Business Constraints
While establishing a business there are various limitations that one needs to consider. Business Constraints are nothing but the non-functional requirements that need to be considered or else will have a significant impact on the smooth running of operations.

Typical businesses face the following constraints:


a. Operating Constraints: Business face a number of operating limitations such as:

1. The size of the market: there should clearly be a market for the product being offered. Absence of proper market conditions would lead to low sales. 2. Demand in the market: Thorough market research should be undertaken to anticipate the requirements of the customers. 3. The availability of resources: Supplier availability is very important for setting up operations. 4. Extent of competition: If the competition in the sector is highly stiff, then this could lead to major constraint on business success.
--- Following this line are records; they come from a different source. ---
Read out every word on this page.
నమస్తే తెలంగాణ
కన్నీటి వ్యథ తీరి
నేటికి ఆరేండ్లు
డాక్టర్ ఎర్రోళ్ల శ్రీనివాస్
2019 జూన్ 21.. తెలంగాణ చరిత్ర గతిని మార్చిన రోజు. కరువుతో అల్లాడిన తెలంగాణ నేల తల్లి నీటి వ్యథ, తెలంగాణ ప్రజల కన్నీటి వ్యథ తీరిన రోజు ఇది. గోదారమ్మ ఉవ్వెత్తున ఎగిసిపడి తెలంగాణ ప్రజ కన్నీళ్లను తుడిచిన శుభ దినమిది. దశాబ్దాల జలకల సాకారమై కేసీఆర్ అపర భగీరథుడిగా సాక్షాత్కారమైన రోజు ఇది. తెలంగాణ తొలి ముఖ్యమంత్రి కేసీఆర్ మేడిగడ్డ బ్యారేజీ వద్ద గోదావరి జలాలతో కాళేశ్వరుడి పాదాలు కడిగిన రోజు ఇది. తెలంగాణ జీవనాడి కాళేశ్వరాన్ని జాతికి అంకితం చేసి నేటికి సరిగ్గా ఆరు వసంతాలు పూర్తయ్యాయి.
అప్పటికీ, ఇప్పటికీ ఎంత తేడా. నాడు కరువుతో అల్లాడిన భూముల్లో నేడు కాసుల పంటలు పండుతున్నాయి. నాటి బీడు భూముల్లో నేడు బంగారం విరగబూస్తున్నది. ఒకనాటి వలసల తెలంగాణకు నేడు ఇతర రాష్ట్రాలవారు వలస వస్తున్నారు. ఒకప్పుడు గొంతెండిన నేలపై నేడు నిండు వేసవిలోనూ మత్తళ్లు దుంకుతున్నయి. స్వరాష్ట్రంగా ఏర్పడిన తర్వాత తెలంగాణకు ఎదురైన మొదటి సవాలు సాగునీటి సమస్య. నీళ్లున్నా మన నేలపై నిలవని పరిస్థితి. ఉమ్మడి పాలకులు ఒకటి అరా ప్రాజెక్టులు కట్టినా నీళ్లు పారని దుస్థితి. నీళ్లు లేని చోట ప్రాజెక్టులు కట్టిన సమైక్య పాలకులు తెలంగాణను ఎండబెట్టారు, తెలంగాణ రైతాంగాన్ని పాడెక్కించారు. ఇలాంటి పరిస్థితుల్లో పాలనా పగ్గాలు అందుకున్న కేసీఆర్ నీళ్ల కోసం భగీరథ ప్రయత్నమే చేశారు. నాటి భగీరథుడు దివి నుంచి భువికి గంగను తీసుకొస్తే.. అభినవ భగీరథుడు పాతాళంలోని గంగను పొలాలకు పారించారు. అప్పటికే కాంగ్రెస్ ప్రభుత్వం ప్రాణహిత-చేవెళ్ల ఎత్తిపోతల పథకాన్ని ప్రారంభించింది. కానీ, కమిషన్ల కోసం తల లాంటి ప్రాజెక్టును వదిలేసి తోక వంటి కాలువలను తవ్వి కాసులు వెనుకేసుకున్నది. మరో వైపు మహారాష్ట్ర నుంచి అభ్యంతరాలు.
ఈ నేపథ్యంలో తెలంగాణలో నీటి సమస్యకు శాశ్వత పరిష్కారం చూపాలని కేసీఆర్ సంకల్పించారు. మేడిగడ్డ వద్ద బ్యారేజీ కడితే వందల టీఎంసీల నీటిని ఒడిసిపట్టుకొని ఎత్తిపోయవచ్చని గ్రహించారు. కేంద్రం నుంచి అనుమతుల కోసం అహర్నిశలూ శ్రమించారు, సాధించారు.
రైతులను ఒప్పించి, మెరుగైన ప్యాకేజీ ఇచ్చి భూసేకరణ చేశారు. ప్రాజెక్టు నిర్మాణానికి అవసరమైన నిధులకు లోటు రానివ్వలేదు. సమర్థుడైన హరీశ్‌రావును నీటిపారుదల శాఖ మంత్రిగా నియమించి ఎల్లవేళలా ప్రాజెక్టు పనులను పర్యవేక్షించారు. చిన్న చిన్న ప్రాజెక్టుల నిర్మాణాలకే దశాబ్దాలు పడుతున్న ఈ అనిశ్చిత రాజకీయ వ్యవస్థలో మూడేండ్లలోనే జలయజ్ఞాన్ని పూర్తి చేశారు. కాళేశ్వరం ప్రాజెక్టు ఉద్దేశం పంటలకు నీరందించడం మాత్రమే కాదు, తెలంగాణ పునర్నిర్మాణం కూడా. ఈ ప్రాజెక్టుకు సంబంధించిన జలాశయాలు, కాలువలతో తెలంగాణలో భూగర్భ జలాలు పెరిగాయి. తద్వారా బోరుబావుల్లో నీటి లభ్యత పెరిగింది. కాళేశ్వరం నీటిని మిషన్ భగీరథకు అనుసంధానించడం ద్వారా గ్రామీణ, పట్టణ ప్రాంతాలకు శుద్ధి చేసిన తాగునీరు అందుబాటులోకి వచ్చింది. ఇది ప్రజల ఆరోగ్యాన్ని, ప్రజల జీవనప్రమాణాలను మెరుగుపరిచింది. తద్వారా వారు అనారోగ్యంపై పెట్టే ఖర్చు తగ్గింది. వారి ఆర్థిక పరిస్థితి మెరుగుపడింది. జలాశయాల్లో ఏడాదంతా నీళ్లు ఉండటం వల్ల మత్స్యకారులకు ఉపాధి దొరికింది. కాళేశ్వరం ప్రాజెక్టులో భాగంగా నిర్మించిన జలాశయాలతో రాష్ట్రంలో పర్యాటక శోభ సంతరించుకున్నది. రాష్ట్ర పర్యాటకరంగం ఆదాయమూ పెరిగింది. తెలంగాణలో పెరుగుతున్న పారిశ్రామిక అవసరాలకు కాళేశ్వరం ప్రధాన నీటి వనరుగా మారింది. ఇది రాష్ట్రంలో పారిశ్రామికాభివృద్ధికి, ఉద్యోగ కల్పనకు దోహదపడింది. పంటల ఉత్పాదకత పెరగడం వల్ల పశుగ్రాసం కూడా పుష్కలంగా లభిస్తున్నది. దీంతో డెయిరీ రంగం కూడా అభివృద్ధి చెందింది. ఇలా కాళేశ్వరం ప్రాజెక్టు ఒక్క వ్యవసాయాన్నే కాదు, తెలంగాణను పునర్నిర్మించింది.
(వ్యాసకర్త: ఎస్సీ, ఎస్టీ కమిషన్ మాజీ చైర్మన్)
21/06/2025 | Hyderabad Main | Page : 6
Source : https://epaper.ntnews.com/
Attempt should be made to limit the effect of competition in the market. 5. Investment requirements: Liquidity is very important for business success. Business need to have minimum funds to sustain themselves in dire situations. 6. Skilled labour: It has been acknowledged by businesses around the world that human resource is one of the most important resources of any organisation. Human resources help the organisations to gain competitive advantage as it is not easy to duplicate the capability of skilled labor. b. Legal Constraints Legal and regulatory constraints have significant impact on business success. Different governments have different regulations for setting up business operations in their respective countries. Business should not overlook the importance of such constraints. Various legal constraints that business faces are confidentiality and privacy of information, regulations and contracts that must apply when consumers and providers are located in different countries.